Why does it have to be so specific?
It’s just another place I know a little about.
I can tell you which empty department store
is haunted by the stubborn details
that only appear at night.

I can tell you which gas station sells smokes
to seven-year-old hoodlums.

Notice how many women on the two busier streets
ignore me. Or pretend I’m a notorious stranger from the West Coast,
and that I’m the crazy one for denying this.

Watch the way I cross the street at weird points,
and how certain models of cars make me jumpier than others.

You can call this place whatever you want.
Just don’t call it home. Don’t be anything but a tourist
I won’t put you up for more than a week,
and I won’t borrow more than a hundred dollars
in that space of time.

Please,
don’t find anyone who waits until after the car crash
to sing about love, sex and peace as a singular dream.

Don’t audition for bands with promise and ambition to spare.

This is not the only place in the world,
in which the setting sun makes the park
look brand-new all over again.

I would have left years ago. I have a suitcase packed,
and I have excuses ready for anyone who tries to stop me.

Wrote them down,
put them in a drawer,
and I haven’t been back that way since.

Probably never will.
Smoking and the weather have slowed me down.
I have received my cease-desist-relax-sink-don’t-swim letter
telling me to stop fighting for my sanity
with a walking and talking fever of a hundred and ten.

So, hey, if you’re smart,
for a change,
clear-headed,
for the time being,
and you actually do leave,
you can always think about
taking me with me.

Ha.
Just kidding.
Ha.
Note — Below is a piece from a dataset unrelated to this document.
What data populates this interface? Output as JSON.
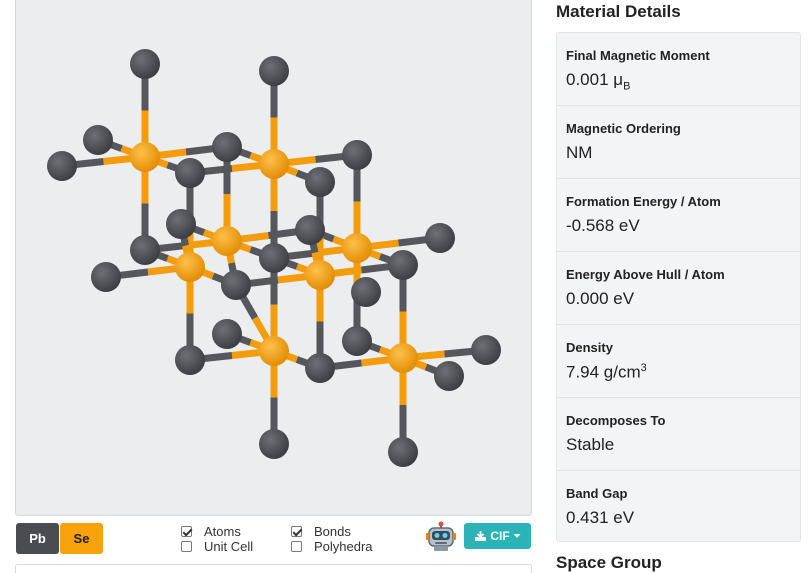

Ha.
Like I would ever trust you
to put up with me for the time it would take
for us to find the kind of hotel where the nuns
are just dancing to pay for acting lessons.

We’re old friends.
We might have even died for each other once.
But I don’t want to ask you for any favors.

I like you too much to want to owe you a blessed thing.

03/19/2012

Posted on 03/19/2012
Copyright © 2024 Gabriel Ricard

Member Comments on this Poem
Posted by Lori Blair on 03/21/12 at 08:42 PM

Excellent write as always..and just so thought provoking and how i do agree with your words! your echo runs wild within my heart and soul! thanks!

Posted by Philip F De Pinto on 03/22/12 at 01:45 PM

for me, the fuse of this poem is ignited by the last three lines which are the splendid spark to set off a string of images, which take on lovelier and more interesting shapes and connotations as they are strummed along.

Posted by Meghan Helmich on 03/26/12 at 04:41 PM

"This is not the only place in the world,/in which the setting sun makes the park/look brand-new all over again." I'm very fond of this image.